Quatre familles mises à la rue

Social

Une quinzaine de personnes originaires d’Albanie, de Serbie et du Kosovo sous le coup d’une Obligation de quitter le territoire français vont être délogées de l’hôtel où elles vivent depuis l’automne dernier. Cette décision émanant des services de l’Etat symbolise la politique répressive à l’encontre des demandeurs d’asile.

Ma mère est atteinte d’une tumeur au cerveau, ce n’est pas supportable de savoir qu’on va devoir dormir à la rue. On a quitté l’Albanie à cause de la mafia, qui a tué deux personnes de notre famille. On veut mener une vie normale en France, travailler, mais ils ne nous laissent aucun
espoir ».
Mikal Hyra, 23 ans, est inquiet.

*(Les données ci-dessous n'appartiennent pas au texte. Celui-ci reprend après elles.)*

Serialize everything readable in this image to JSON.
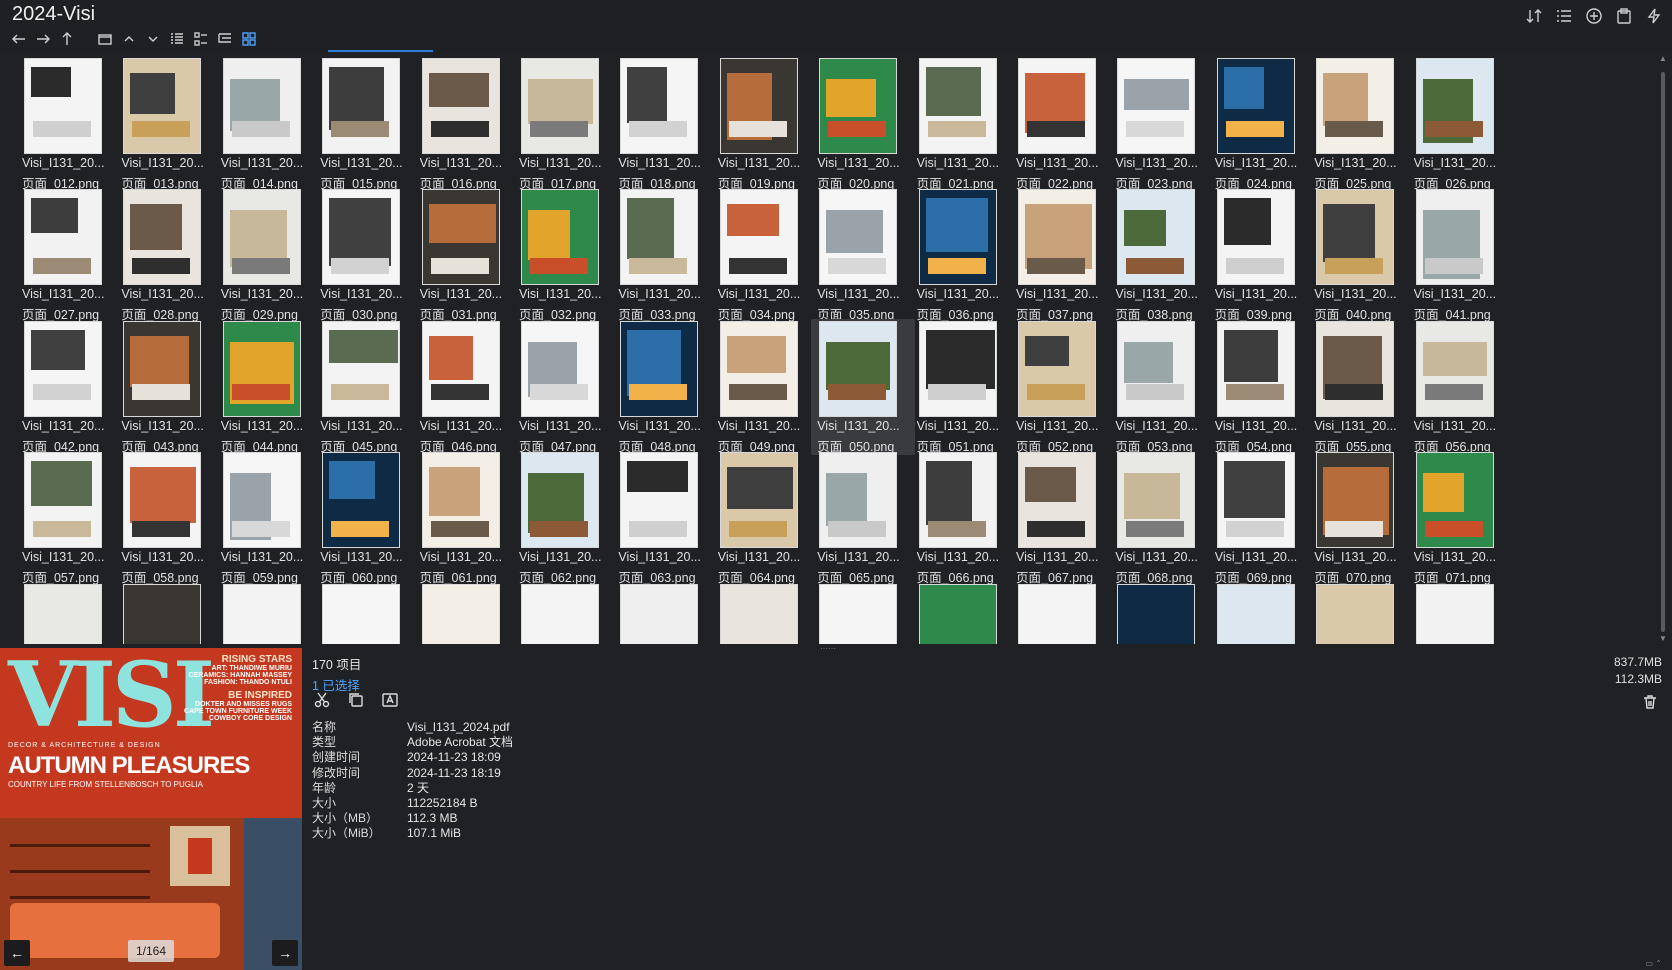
{
  "window": {
    "title": "2024-Visi"
  },
  "toolbar": {
    "right_icons": [
      "sort-icon",
      "list-view-icon",
      "add-circle-icon",
      "clipboard-icon",
      "flash-icon"
    ],
    "nav_icons": [
      "back-arrow-icon",
      "forward-arrow-icon",
      "up-arrow-icon",
      "folder-icon",
      "chevron-up-icon",
      "chevron-down-icon",
      "details-view-icon",
      "list-view-icon",
      "tree-view-icon",
      "thumbnail-view-icon"
    ]
  },
  "grid": {
    "rows": [
      [
        {
          "l1": "Visi_I131_20...",
          "l2": "页面_012.png"
        },
        {
          "l1": "Visi_I131_20...",
          "l2": "页面_013.png"
        },
        {
          "l1": "Visi_I131_20...",
          "l2": "页面_014.png"
        },
        {
          "l1": "Visi_I131_20...",
          "l2": "页面_015.png"
        },
        {
          "l1": "Visi_I131_20...",
          "l2": "页面_016.png"
        },
        {
          "l1": "Visi_I131_20...",
          "l2": "页面_017.png"
        },
        {
          "l1": "Visi_I131_20...",
          "l2": "页面_018.png"
        },
        {
          "l1": "Visi_I131_20...",
          "l2": "页面_019.png"
        },
        {
          "l1": "Visi_I131_20...",
          "l2": "页面_020.png"
        },
        {
          "l1": "Visi_I131_20...",
          "l2": "页面_021.png"
        },
        {
          "l1": "Visi_I131_20...",
          "l2": "页面_022.png"
        },
        {
          "l1": "Visi_I131_20...",
          "l2": "页面_023.png"
        },
        {
          "l1": "Visi_I131_20...",
          "l2": "页面_024.png"
        },
        {
          "l1": "Visi_I131_20...",
          "l2": "页面_025.png"
        },
        {
          "l1": "Visi_I131_20...",
          "l2": "页面_026.png"
        }
      ],
      [
        {
          "l1": "Visi_I131_20...",
          "l2": "页面_027.png"
        },
        {
          "l1": "Visi_I131_20...",
          "l2": "页面_028.png"
        },
        {
          "l1": "Visi_I131_20...",
          "l2": "页面_029.png"
        },
        {
          "l1": "Visi_I131_20...",
          "l2": "页面_030.png"
        },
        {
          "l1": "Visi_I131_20...",
          "l2": "页面_031.png"
        },
        {
          "l1": "Visi_I131_20...",
          "l2": "页面_032.png"
        },
        {
          "l1": "Visi_I131_20...",
          "l2": "页面_033.png"
        },
        {
          "l1": "Visi_I131_20...",
          "l2": "页面_034.png"
        },
        {
          "l1": "Visi_I131_20...",
          "l2": "页面_035.png"
        },
        {
          "l1": "Visi_I131_20...",
          "l2": "页面_036.png"
        },
        {
          "l1": "Visi_I131_20...",
          "l2": "页面_037.png"
        },
        {
          "l1": "Visi_I131_20...",
          "l2": "页面_038.png"
        },
        {
          "l1": "Visi_I131_20...",
          "l2": "页面_039.png"
        },
        {
          "l1": "Visi_I131_20...",
          "l2": "页面_040.png"
        },
        {
          "l1": "Visi_I131_20...",
          "l2": "页面_041.png"
        }
      ],
      [
        {
          "l1": "Visi_I131_20...",
          "l2": "页面_042.png"
        },
        {
          "l1": "Visi_I131_20...",
          "l2": "页面_043.png"
        },
        {
          "l1": "Visi_I131_20...",
          "l2": "页面_044.png"
        },
        {
          "l1": "Visi_I131_20...",
          "l2": "页面_045.png"
        },
        {
          "l1": "Visi_I131_20...",
          "l2": "页面_046.png"
        },
        {
          "l1": "Visi_I131_20...",
          "l2": "页面_047.png"
        },
        {
          "l1": "Visi_I131_20...",
          "l2": "页面_048.png"
        },
        {
          "l1": "Visi_I131_20...",
          "l2": "页面_049.png"
        },
        {
          "l1": "Visi_I131_20...",
          "l2": "页面_050.png",
          "selected": true
        },
        {
          "l1": "Visi_I131_20...",
          "l2": "页面_051.png"
        },
        {
          "l1": "Visi_I131_20...",
          "l2": "页面_052.png"
        },
        {
          "l1": "Visi_I131_20...",
          "l2": "页面_053.png"
        },
        {
          "l1": "Visi_I131_20...",
          "l2": "页面_054.png"
        },
        {
          "l1": "Visi_I131_20...",
          "l2": "页面_055.png"
        },
        {
          "l1": "Visi_I131_20...",
          "l2": "页面_056.png"
        }
      ],
      [
        {
          "l1": "Visi_I131_20...",
          "l2": "页面_057.png"
        },
        {
          "l1": "Visi_I131_20...",
          "l2": "页面_058.png"
        },
        {
          "l1": "Visi_I131_20...",
          "l2": "页面_059.png"
        },
        {
          "l1": "Visi_I131_20...",
          "l2": "页面_060.png"
        },
        {
          "l1": "Visi_I131_20...",
          "l2": "页面_061.png"
        },
        {
          "l1": "Visi_I131_20...",
          "l2": "页面_062.png"
        },
        {
          "l1": "Visi_I131_20...",
          "l2": "页面_063.png"
        },
        {
          "l1": "Visi_I131_20...",
          "l2": "页面_064.png"
        },
        {
          "l1": "Visi_I131_20...",
          "l2": "页面_065.png"
        },
        {
          "l1": "Visi_I131_20...",
          "l2": "页面_066.png"
        },
        {
          "l1": "Visi_I131_20...",
          "l2": "页面_067.png"
        },
        {
          "l1": "Visi_I131_20...",
          "l2": "页面_068.png"
        },
        {
          "l1": "Visi_I131_20...",
          "l2": "页面_069.png"
        },
        {
          "l1": "Visi_I131_20...",
          "l2": "页面_070.png"
        },
        {
          "l1": "Visi_I131_20...",
          "l2": "页面_071.png"
        }
      ]
    ],
    "partial_row_count": 15
  },
  "preview": {
    "cover": {
      "logo": "VISI",
      "subtitle": "DECOR & ARCHITECTURE & DESIGN",
      "headline": "AUTUMN PLEASURES",
      "tagline": "COUNTRY LIFE FROM STELLENBOSCH TO PUGLIA",
      "right_heading_1": "RISING STARS",
      "right_lines_1": [
        "ART: THANDIWE MURIU",
        "CERAMICS: HANNAH MASSEY",
        "FASHION: THANDO NTULI"
      ],
      "right_heading_2": "BE INSPIRED",
      "right_lines_2": [
        "DOKTER AND MISSES RUGS",
        "CAPE TOWN FURNITURE WEEK",
        "COWBOY CORE DESIGN"
      ]
    },
    "page_indicator": "1/164"
  },
  "info": {
    "item_count": "170 项目",
    "selected_count": "1 已选择",
    "size_total": "837.7MB",
    "size_selected": "112.3MB",
    "properties": [
      {
        "key": "名称",
        "value": "Visi_I131_2024.pdf"
      },
      {
        "key": "类型",
        "value": "Adobe Acrobat 文档"
      },
      {
        "key": "创建时间",
        "value": "2024-11-23  18:09"
      },
      {
        "key": "修改时间",
        "value": "2024-11-23  18:19"
      },
      {
        "key": "年龄",
        "value": "2 天"
      },
      {
        "key": "大小",
        "value": "112252184 B"
      },
      {
        "key": "大小（MB）",
        "value": "112.3 MB"
      },
      {
        "key": "大小（MiB）",
        "value": "107.1 MiB"
      }
    ]
  },
  "colors": {
    "background": "#202124",
    "accent": "#4ea3ff",
    "selection": "#3a3b3e"
  }
}
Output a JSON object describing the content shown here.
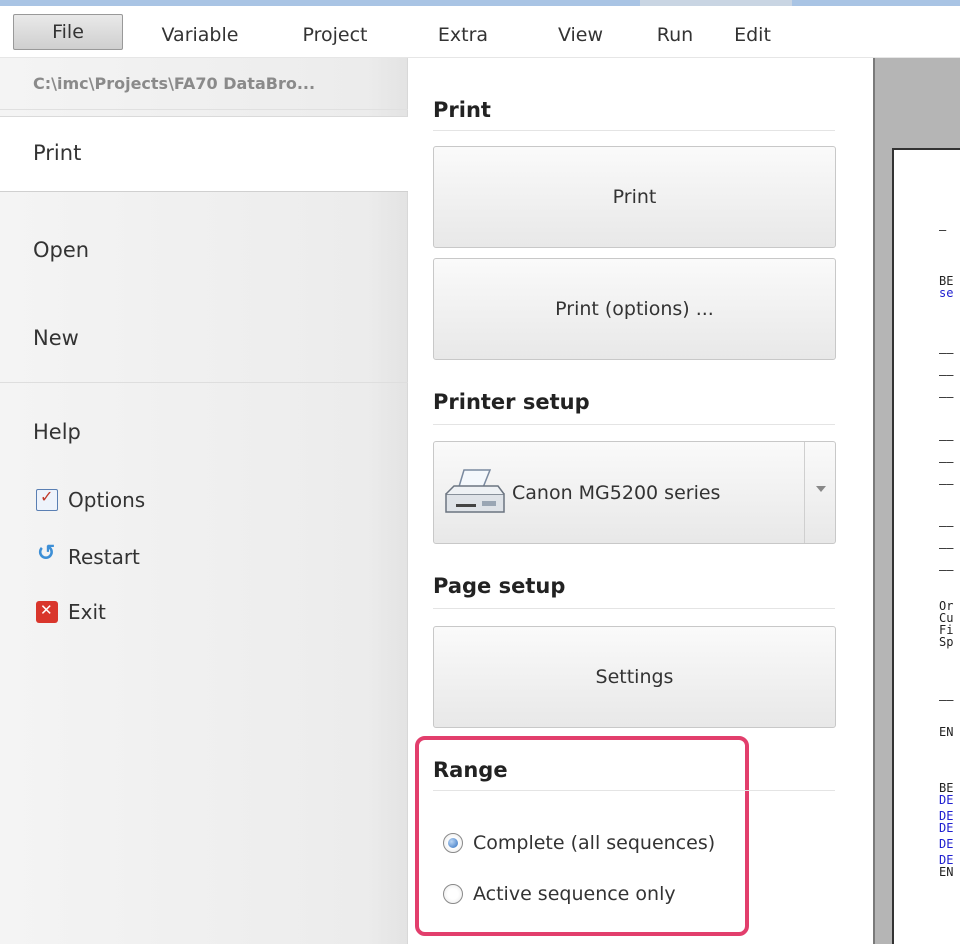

Comme trois autres familles originaires d’Albanie, de Serbie et du Kosovo, ce jeune Albanais et ses parents risquent d’être expulsés de l’hôtel Formule 1 de Boulazac où ils sont logés depuis neuf mois par le 115. Parmi ces familles, deux enfants de 2 et 7 ans, et un adolescent de 17 ans. Dandha, originaire d’Albanie aussi, s’inquiète de dormir dehors avec ses deux enfants : « On ne connaît pas bien la ville, tous les jours on va se demander où dormir...». Une situation inacceptable pour ces réfugiés, arrivés en France en 2016, qui vivaient déjà dans des conditions difficiles. « Ils sont à quatre dans une chambre de Formule 1 depuis neuf mois », rappelle Hélène Elouard, membre du Réseau éducation sans fontières. Mais à partir de lundi, elles n’auront plus de toit. La Direction départementale de la cohésion sociale et de la protection des populations (DDCSPP) a en effet décidé unilatéralement d’arrêter de financer leur logement alors qu’elles sont en attente de régularisation (1). Sans titre de séjour, ces familles se sont vues délivrer une Obligation de quitter le territoire français (OQTF) par la Préfecture. Elles ont exercé plusieurs recours auprès du tribunal administratif, pour l’instant toutes refusés. Selon Hélène Elouard, la décision de la DDCSPP tient à « un budget en baisse et au fait que ces familles ont engagé plusieurs recours refusés, et que ça n’aboutira jamais... ». En attendant, les familles sont à l’hôtel Formule 1 jusqu’à lundi matin. Après, elles « devront appeler le 115 tous les jours pour demander un hébergement », déplore Hélène Elouard. Une situation qui a un impact psychologique important pour des personnes ayant quitté la violence dans leur pays.
Durcissement de la politique d’accueil
Selon Hélène Elouard, « le tribunal administratif donne peu souvent de recours positifs quand la famille est depuis peu  en France ». Les associations de soutien à ces familles, RESF et la Ligue des droits de l’homme (LDH) en particulier, s’inquiètent de ces rejets massifs. Un durcissement facilité aussi par un contexte politique défavorable pour les demandeurs d’asile. Selon les militants associatifs, ces situations sont directement issues de la loi Asile et Immigration et de la circulaire Collomb de décembre 2017. « Les OQTF sont prononcées de plus en plus rapidement, les personnes ont du mal à pouvoir s’intégrer et à bien préparer leur dossier. Il y a très peu de demandes d’asile accordées, elles sont faites dans des conditions épouvantables avec beaucoup de stress pendant l’interrogatoire », dénonce Hélène Elouard.
Certaines familles avaient aussi engagé des demandes de carte de séjour pour étranger malade, mais qui n’ont pas été acceptées. « Certaines ont subi des violences et ne peuvent pas retourner dans leur pays », poursuit Hélène Elouard, qui en appelle à la solidarité citoyenne pour héberger ces familles. Pour une enseignante de Périgueux, mobilisée aux côtés de ces familles, « c’est minable qu’ils aient fait ça l’été, c’est plus facile car il n’y a pas de mouvement de solidarité comme pendant la période scolaire ». Si Hélène Elouard « ne pense pas » que les familles seront expulsées de France, « il faut rester vigilants car la menace plane toujours ». Mais le risque est aussi que ces personnes se découragent et décident d’elles-mêmes de partir. « Ces derniers temps, plusieurs familles qui étaient en Dordogne, voyant leur situation bloquée, ont fini par retourner dans leur pays »...
(1) Malgré nos sollicitations, ni la DDCSPP ni la préfecture n’ont répondu à nos questions.